We only loosened the screws on the output side for both mounting methods.
| Initial four frequencies | Shaking? | Loosen 1st screw | Loosen 2nd screw | |
| In-between method |
9.142, 24.110, 45.972, somewhat smaller than 118.214kHz |
changed to 118.214kHz, unclear why. (Something like 10k or 20kHz change, couldn't cause another change by gentle tapping.) |
118.214 -> 118.240 (+26kHz) |
118.240 -> 118.251 (+11kHz) |
| Original Appert method | 9.14685, 24.107, 46.066, 118.322 |
118.322 -> 118.592, caused by gentle tapping. (+270kHz) |
118.592 -> 118.876 (+284kHz) |
118.876 -> noman's land (>1MHz) |
Shake and it will shift, we need to measure it again in chamber?
It's good to know that the in-between method can somewhat withstand the loosening of the second screw (because the tighter screws still support the face plate). However, it's disappointing to find that the assembly is susceptible to shaking.
In the in-between method, we couldn't record the initial 118MHz dip because it jumped up by 10kHz or so in front of our eyes when we were moving around the table. Not sure what happened but I assumed that it was some kind of shaking. However, I gently tapped the front and side plates and couldn't cause another shift.
In the original Appert method, since we knew something could happen, I tapped the front and side plates and there was a huge jump. See the difference between initial_118.jpg and taptap_118.jpg.
Even though we'll use in-between mounting method, it's plausible that the frequency shifts during transport or when the EOM lands on the ISI surface. I'm thinking we'll have to measure it in situ after everything is tuned in the lab.
What's to come tomorrow.
We'll install RTP and tune. Before doing that, though, I'll discuss inserting indium foil between the crystal and the front plate with Masayuki. Michael suggested that (and even between the crystal and the electrode, though that would be tricky) today, Masayuki and I talked about the possibility briefly last week, it just sounds like a good thing as a buffer to absorb gaps here and there.
Other things.
In the previous alog (88886) in one of the pictures (gap.jpg), there was a time when it looked as if the circuit board was slightly bowed. We took a picture of the electrode today (electrode_contactpoint.jpg) and it looks as if the electrode is more abraded close to the outside edge of the crystal, so maybe the board bowing is real.
Why (change in) the gap might matter.
Gabrilele asked me why a tiny gap matters so I made a quick calculation.
Suppose that we can ignore the edge effect at the edge of the electrode for convenience, we can replace the 4x4x40mm crystal with an infinitely wide and long crystal that is 4mm thick, and replace the capacitance with the capacitance per area.

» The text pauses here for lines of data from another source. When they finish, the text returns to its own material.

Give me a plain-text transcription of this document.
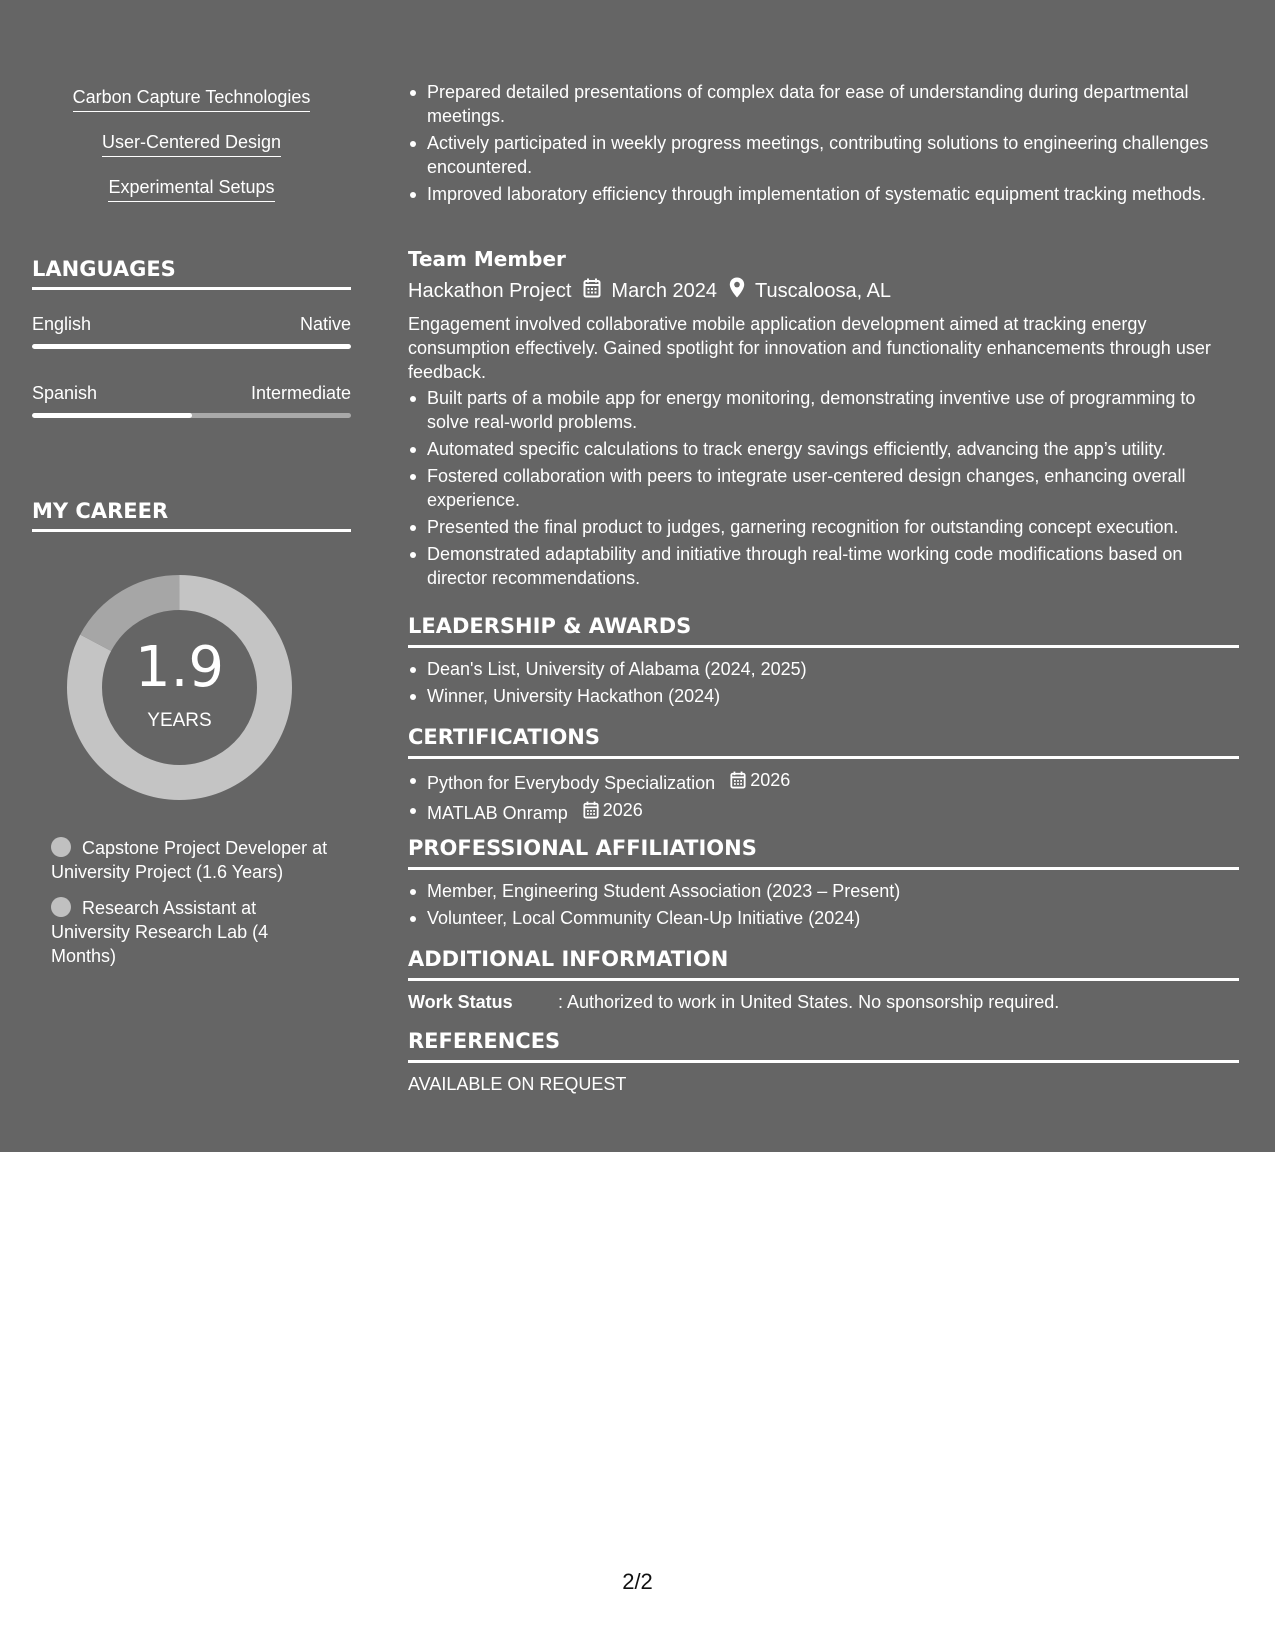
Carbon Capture Technologies
User-Centered Design
Experimental Setups
LANGUAGES
English	Native
Spanish	Intermediate
MY CAREER
1.9
YEARS
Capstone Project Developer at University Project (1.6 Years)
Research Assistant at University Research Lab (4 Months)
Prepared detailed presentations of complex data for ease of understanding during departmental meetings.
Actively participated in weekly progress meetings, contributing solutions to engineering challenges encountered.
Improved laboratory efficiency through implementation of systematic equipment tracking methods.
Team Member
Hackathon Project March 2024 Tuscaloosa, AL
Engagement involved collaborative mobile application development aimed at tracking energy consumption effectively. Gained spotlight for innovation and functionality enhancements through user feedback.
Built parts of a mobile app for energy monitoring, demonstrating inventive use of programming to solve real-world problems.
Automated specific calculations to track energy savings efficiently, advancing the app’s utility.
Fostered collaboration with peers to integrate user-centered design changes, enhancing overall experience.
Presented the final product to judges, garnering recognition for outstanding concept execution.
Demonstrated adaptability and initiative through real-time working code modifications based on director recommendations.
LEADERSHIP & AWARDS
Dean's List, University of Alabama (2024, 2025)
Winner, University Hackathon (2024)
CERTIFICATIONS
Python for Everybody Specialization 2026
MATLAB Onramp 2026
PROFESSIONAL AFFILIATIONS
Member, Engineering Student Association (2023 – Present)
Volunteer, Local Community Clean-Up Initiative (2024)
ADDITIONAL INFORMATION
Work Status	: Authorized to work in United States. No sponsorship required.
REFERENCES
AVAILABLE ON REQUEST
2/2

In the attached, the electrode, the crystal and the face plate are all inifnitely larger in a plane orthogonal to the surface of my log book. Thickness of the crystal is d (4mm). There's a gap of delta between the electrode and the crystal, and there's no gap between the crystal and the face plate (but it's not important where exactly the gap is).
Under such a configuration, if you do the math, the capacitance per area is equal to the no-gap capacitance per area multiplied by 1/(1+epsilon*delta/epsilon_0/d) where epsilon and epsilon_0 are the permittivity of the alumina and vacuum, respectively, and the former is 10 times the latter.
In the end, the capacitance with the gap is a factor of
1/(1+10*delta/4mm)
smaller than without the gap.
The capacitance with a 0.1mm gap is 80% of that without the gap, 0.2mm and it's 67%, 0.3mm (12 thou) and it's 57%. If the gap doesn't change, maybe that's OK. If the gap changes it will change the tuning via capacitance change. There are other effects (like coil winding) but the capacitance change via the gap change cannot be ignored/dismissed.